Tytuł wpisu w pamiętniku odchudzania:
Rzuciłam się na lodówkę


Nie wiem co się wczoraj ze mną działo . Ciągle na coś miałam ochotę, ciągle bym coś miętoliła w ustach ...... I wcale nie jest to "winna" okresu . Tylko moja - mojej głowy . Mój brzuch nie był głodny , ale głowa mówiła coś innego . Odczuwałam taki głód psychiczny - znacie to ? Nieciekawe doświadczenie.Ale będę z tym walczyć - muszę ! Wiem że wiele może być takich sytuacji ( mam nadzieję że ta była tą ostatnią ! ) .Dam radę !


Nie,nie,nie - nie obżarłam się jakoś szczególnie .Co nie znaczy że jestem z siebie zadowolona - nie jestem :/ Śniadanie / II śniadanie / obiad - wzorowo wg swojego wcześniej przyjętego planu . ALE po obiedzie zjadłam 2 naleśniki ( nadprogramowo ) oraz ugotowałam sobie woreczek ryżu na mleku .... dodałam 3 łyżki cukru :/ Zamuliło mnie , zrezygnowałam z kolacji bo taka opchana byłam.


Wiem,w dupę powinnam dostać.

ALE ja się nie poddaje ! Walczę dalej i nie mam zamiaru już się zastanawiać nad tym co było . Tylko zastanowię się nad tym co zrobić by tak więcej nie było :D :P Kiedy wczoraj żaliłam się przyjaciółce że nie dałam rady ( jeszcze nie powiedziałam że się odchudzam , myśli że odstawiłam słodycze :P ) to powiedziała coś naprawdę mądrego "Misia nie płacz - zobacz słońce to jest i tak sukces , jeszcze tydzień temu w momencie smutku zjadłabyś pięć razy tyle.Jestem z Ciebie dumna " . Dodało mi to skrzydeł !


A dziś ?

I owsianka z jabłkiem

II kromka razowca z serem żółtym i kefir

III zupa krem z groszku zielonego ( zabrałam ze sobą i zjadłam podczas spaceru - wiecie ze wcześniej wolałabym głodować niż jeść wśród ludzi )

IV pstrąg grillowany i surówka z kapusty kiszonej

V omlet z 2 jaj i sałatka ( mix warzyw z dresingiem na bazie jogurtu i czosnku )


Dziś pospacerowałam sobie 2 godziny :D - jestem zadowolona .

Często pytacie mnie co macie rozumiem przez słowo "spacer" czy to 30 minut chodzenia po parku a kolejne 1,5 godziny chodzę po sklepach / urzędach itd :)

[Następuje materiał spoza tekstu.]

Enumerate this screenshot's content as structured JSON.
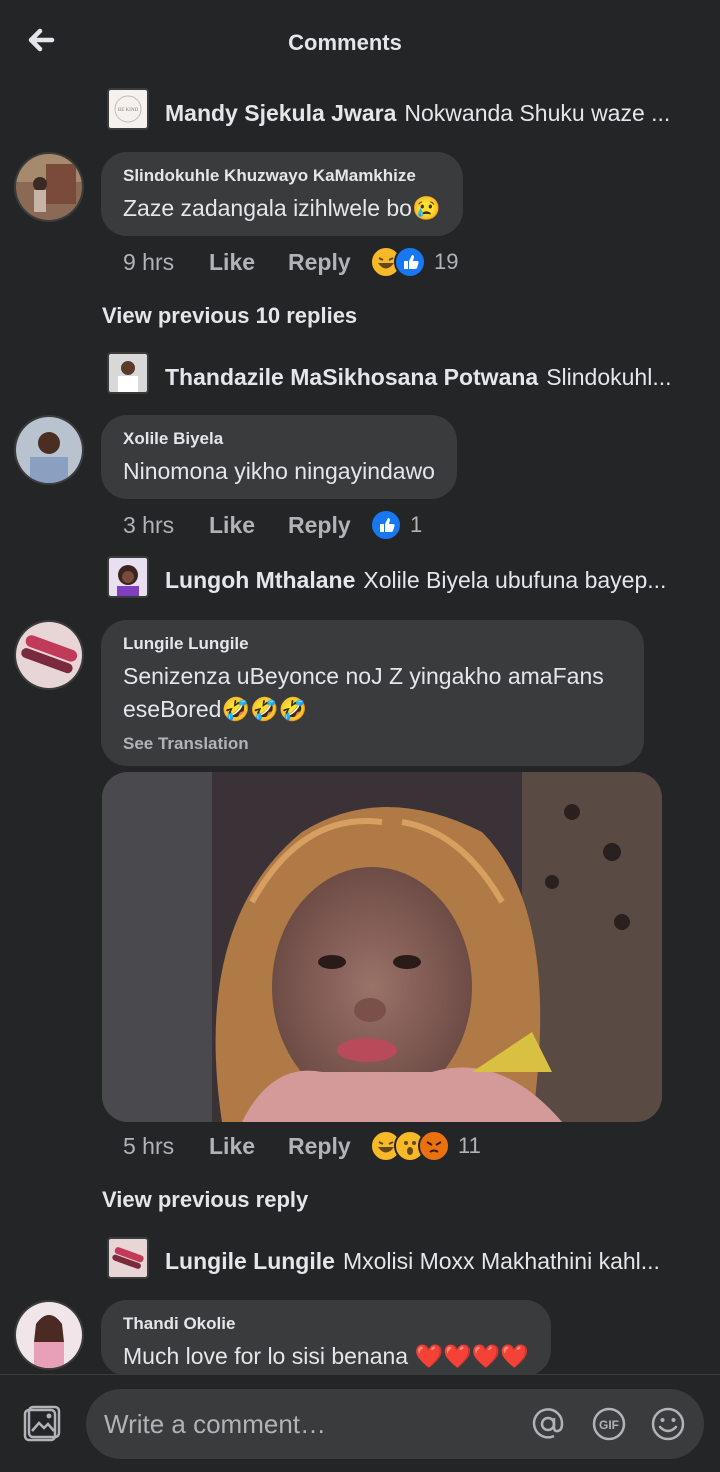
{
  "header": {
    "title": "Comments"
  },
  "threads": [
    {
      "reply_name": "Mandy Sjekula Jwara",
      "reply_text": "Nokwanda Shuku waze ...",
      "reply_avatar_text": "BE KIND"
    },
    {
      "comment_name": "Slindokuhle Khuzwayo KaMamkhize",
      "comment_text": "Zaze zadangala izihlwele bo",
      "comment_emoji": "😢",
      "time": "9 hrs",
      "like": "Like",
      "reply": "Reply",
      "reaction_count": "19"
    },
    {
      "view_previous": "View previous 10 replies"
    },
    {
      "reply_name": "Thandazile MaSikhosana Potwana",
      "reply_text": "Slindokuhl..."
    },
    {
      "comment_name": "Xolile Biyela",
      "comment_text": "Ninomona yikho ningayindawo",
      "time": "3 hrs",
      "like": "Like",
      "reply": "Reply",
      "reaction_count": "1"
    },
    {
      "reply_name": "Lungoh Mthalane",
      "reply_text": "Xolile Biyela ubufuna bayep..."
    },
    {
      "comment_name": "Lungile Lungile",
      "comment_text": "Senizenza uBeyonce noJ Z yingakho  amaFans eseBored🤣🤣🤣",
      "see_translation": "See Translation",
      "time": "5 hrs",
      "like": "Like",
      "reply": "Reply",
      "reaction_count": "11"
    },
    {
      "view_previous": "View previous reply"
    },
    {
      "reply_name": "Lungile Lungile",
      "reply_text": "Mxolisi Moxx Makhathini kahl..."
    },
    {
      "comment_name": "Thandi Okolie",
      "comment_text": "Much love for lo sisi benana ❤️❤️❤️❤️"
    }
  ],
  "composer": {
    "placeholder": "Write a comment…",
    "gif_label": "GIF"
  },
  "colors": {
    "background": "#242526",
    "bubble": "#3a3b3c",
    "muted": "#b0b3b8",
    "like_blue": "#1877f2",
    "haha_yellow": "#f7b928",
    "angry_orange": "#e9710f"
  }
}
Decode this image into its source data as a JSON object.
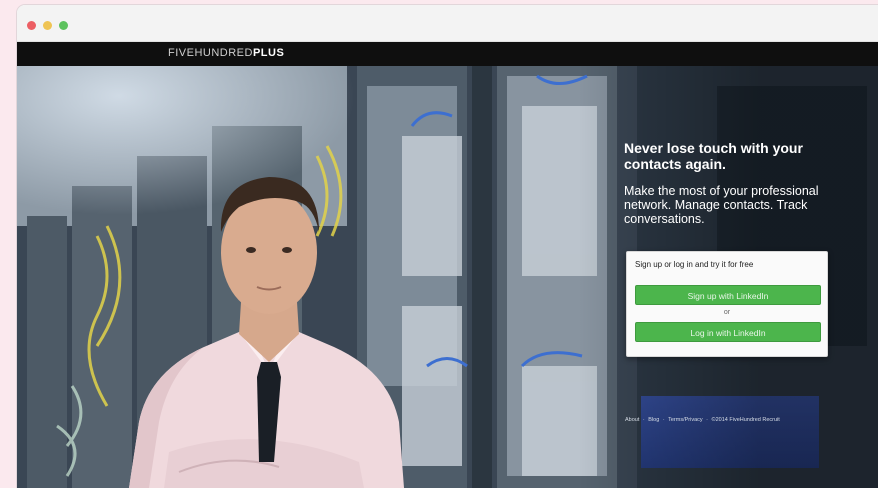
{
  "brand": {
    "prefix": "FIVEHUNDRED",
    "suffix": "PLUS"
  },
  "hero": {
    "headline": "Never lose touch with your contacts again.",
    "subtext": "Make the most of your professional network. Manage contacts. Track conversations."
  },
  "signup_panel": {
    "heading": "Sign up or log in and try it for free",
    "signup_label": "Sign up with LinkedIn",
    "or_label": "or",
    "login_label": "Log in with LinkedIn"
  },
  "footer": {
    "links": [
      "About",
      "Blog",
      "Terms/Privacy",
      "©2014 FiveHundred Recruit"
    ],
    "separator": "·"
  },
  "colors": {
    "accent_green": "#4cb54c",
    "navbar": "#0f0f0f",
    "window_bg": "#fbe9ee"
  }
}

Nie,kochane -spacer to spacer :D

Wychodzę z domu i maszeruję / spaceruję ( staram się to robić na zmianę - 30 minut marszu , potem spacer i tak w kółko) . Najczęściej po lesie , "górskich" terenach , rzadziej po parku . Oczywiście że czasami czas mi się dłuży , dlatego też zawsze zabieram słuchawki słucham muzyki lub radia . A jak mi się znudzi to rozmyślam :D Wychodzę na ten spacer nie tylko dlatego że to polubiłam , ale po to że siedzenie w domu ogłupia ( mnie :D ) . Będąc w domu myślałabym o jedzeniu . Więc rozwiązanie jest proste - spacer :D


Poszłam dziś specjalnie do Biedronki . Dziś były w niej książki "fit" . Polowałam na te dwie pozycje :






Zaczęłam je wertować , ale przed oczami stanęła mi teściowa i tyle z moich zakupów :D :P Kompletnie o książkach zapomniałam . Mam nadzieję że jutro je kupię bo wydawały się ciekawe :)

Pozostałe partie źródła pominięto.